Romanticizing Your Life in France: Dream or Reality?
- Abby Baker
- Jan 8
- 3 min read
Ever since my first trip to France for an artist residency, people back in the U.S. have been romanticizing my life. They imagine me painting all day, sipping wine at night, wandering through quaint villages, having long, leisurely meals… the works. Some even picture my love life straight out of a movie or an Emily in Paris episode.
The truth? Well… if you actually saw how my life has unfolded here in France, you’d know it couldn’t be further from that fantasy. And that makes me ask: does a life really become more romantic in France, or is that just people dreaming?
When I say “romantic,” I’m not just talking about French men (that’s a story for another day). I mean the day-to-day: if I jotted down every detail of my life here, would it read as elegant, calm, slow, sweet?
Yes, I sip espresso (less bitter than in the U.S.), take long walks, paint, and see friends. Life looks slower on the surface—but underneath, I’m still navigating a new language, decoding grocery aisles, and figuring out how to run a business in a foreign country. Simple tasks suddenly feel complicated, and what was easy back home can feel impossible here.
The truth? Life in the U.S. had its own hurdles—just different ones. France doesn’t magically make everything elegant or easier; it just dresses up the same challenges in lavender fields and sunshine.
Looked at on paper, my day isn’t all that different from back home: espresso and bread in the morning, painting or laptop work, walks, yoga, meals with friends. The difference is less about the schedule and more about how it feels—a little slower, a little more deliberate, a little more… mine.
Weekends make the contrast more obvious. Here, I go to markets, take long walks in villages, visit restaurants and bars, hike or run, and drive around for the views. Back home, weekends were packed with sports on TV, social events, loud bars, and so fast that Monday arrived before I even realized it. Yes, life here has a slower rhythm—but only when you notice it, and only from the outside. Locals don’t see it as extraordinary; it’s normal to them.
And that’s when it hits me: it’s all relative. France feels like a dream because people in the U.S. imagine it. Just as people in France might dream about the U.S. The romance isn’t in the location—it’s in the longing.
People romanticize my life here because they’re imagining themselves in my shoes. They’re dreaming of a life far from their own. It’s not that my life is happier, or that they’re unhappy—it’s different. It seems like opportunity. And who doesn’t love the idea of opportunity?
I think the goal in life shouldn’t be about romanticizing a life based on location.
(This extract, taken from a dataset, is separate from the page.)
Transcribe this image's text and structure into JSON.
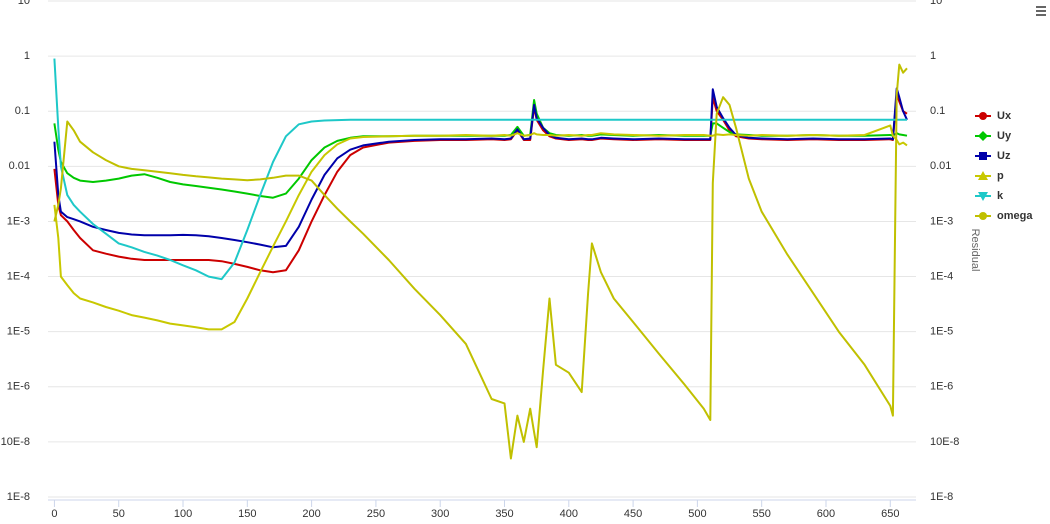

France isn’t magical because it’s France. Paris isn’t romantic because of the Eiffel Tower. Provence isn’t dreamy because of the lavender fields. The romance isn’t in the place—it’s in how you live your life, wherever you are.
You can make any life feel more “romantic” if you intentionally choose the small things that bring you joy. It could be as simple as taking a morning walk before work, sitting down for a proper two-hour dinner with friends instead of a quick meal at Chipotle, or lighting candles while you paint in your studio. Little rituals, small pauses, playful attention to your day—they add up. They change the texture of life.
These aren’t grand gestures. They aren’t about Instagram aesthetics or living up to someone else’s fantasy. They’re about fulfilling your wants and needs, the things that make you feel fully alive in the moment. And that, to me, is what makes life romantic. Not the backdrop, not the location—it’s how you show up and choose to live.
So maybe people romanticize my life in France because it’s unfamiliar, because it’s different, because it’s seen through the lens of longing. But really, the romance is there in my daily routines, in the pauses I take, the meals I savor, the walks I take, the paint on my hands at sunset. I get to create a life I enjoy, one deliberate choice at a time. And if that’s not romantic, I don’t know what is.